Oscar challenged Michael to coffee (i.e., a rematch) and this was our favorite of Michael’s sentiments: “To be safe, I should learn everything about everything but I don’t have time.” As anyone who has gotten lost on Wikipedia clicking from one link to the next until they are reading about the Dreyfus affair when they were only casually researching Paris can attest: so true. Andy, Jim, and Ryan prepped him, game-show-style, but his hopes of becoming a dilettante were dashed when he couldn’t keep up with Oscar’s skinny on information sectors. Not one to be defeated, Michael hijacked the debate with some platitudes about the importance of coming together to talk, mawkish words that, though lacking intellectual prowess, win over a crowd.
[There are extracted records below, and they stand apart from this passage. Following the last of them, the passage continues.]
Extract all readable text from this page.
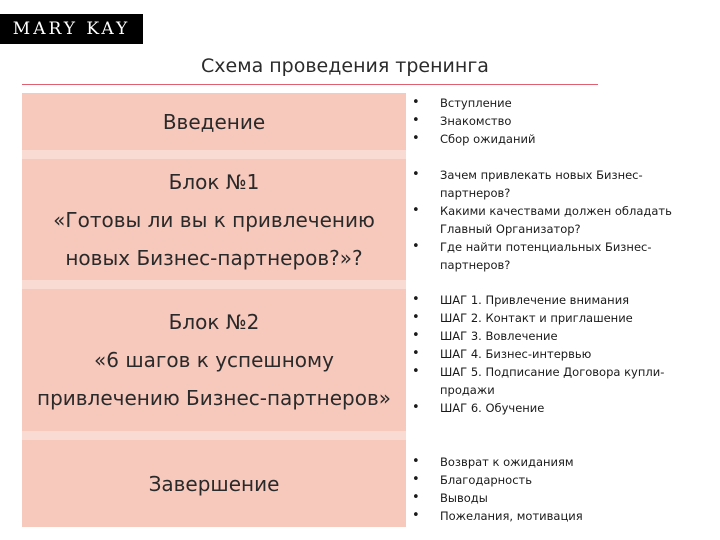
MARY KAY
Схема проведения тренинга
Введение
Блок №1
«Готовы ли вы к привлечению
новых Бизнес-партнеров?»?
Блок №2
«6 шагов к успешному
привлечению Бизнес-партнеров»
Завершение
• Вступление
• Знакомство
• Сбор ожиданий
• Зачем привлекать новых Бизнес-партнеров?
• Какими качествами должен обладать Главный Организатор?
• Где найти потенциальных Бизнес-партнеров?
• ШАГ 1. Привлечение внимания
• ШАГ 2. Контакт и приглашение
• ШАГ 3. Вовлечение
• ШАГ 4. Бизнес-интервью
• ШАГ 5. Подписание Договора купли-продажи
• ШАГ 6. Обучение
• Возврат к ожиданиям
• Благодарность
• Выводы
• Пожелания, мотивация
Meanwhile, Darryl was fed up with Andy’s communication compulsion: “You gotta change the standard for what’s worthy of a text. Ask yourself, ‘Is this something Darryl needs to know?’” Amen to another resonant, if minor, subplot, which actually resolved itself in the credit sequence when we learned, as we hoped we would, what Darryl considered a worthwhile message: “Come to parking lot. Crazy pigeon action.” No, not that kind of action: It’s two pigeons getting so crazy up in a dropped ice-cream cone that their heads are covered with the stuff.
But the plot with the most payoff was the funny turned sad circumstance of Dwight versus Pam. As the building’s owner, Dwight has been instituting some cutbacks that include separating the toilet paper into one-ply sheets. Dwight’s position? “Don’t get me started on how coddled the modern anus is.” As office administrator, Pam must intervene. Her solution? Bluff Dwight by threatening to move to a new rental space that has superior amenities, like a nearby nail salon. (“Is it run by Koreans or whites?” Kelly wanted to know.) Dwight cruised the address only to find an empty lot — and, randomly, a woman named Pam. The outburst that followed her coy response to Dwight’s question about honesty had to be the most startlingly fantastic/borderline disturbing Office moment in recent memory: “Dammit, Pam, get out! Right now! Leave it! I mean it, get the hell out of here!”
On the surface, it looked like our Pam was just trying to remedy the situation by once again outsmarting Dwight. Suddenly, though, a lot more was at stake. In the hallway, she confided to Jim that she felt compelled to be a successful office administrator because she failed at her other pursuits (art school, paper sales). Husbandly Jim assured her this wasn’t the case. Pam: “Well, I’m not an artist and I’m not a salesman, so what would you call it?” That extra beat brought the darkness. Pam, whom we’d practically written off as a Boring Married, reverted back to the character that made her more interesting in the first place. The American series has gotten so far away from the underlying misery that was essential to the British version that we almost forgot Jim and Pam are thwarted professionals. They’re not necessarily unhappy, but they haven’t realized their dreams, either. It was a fitting dose of drama in an otherwise nonstop funny episode. And the twist: Dwight let Pam win owing to a building-code violation that he (via Nate) pointed out. He claimed he wasn’t motivated by compassion. Nonetheless, he struck a sentimental chord.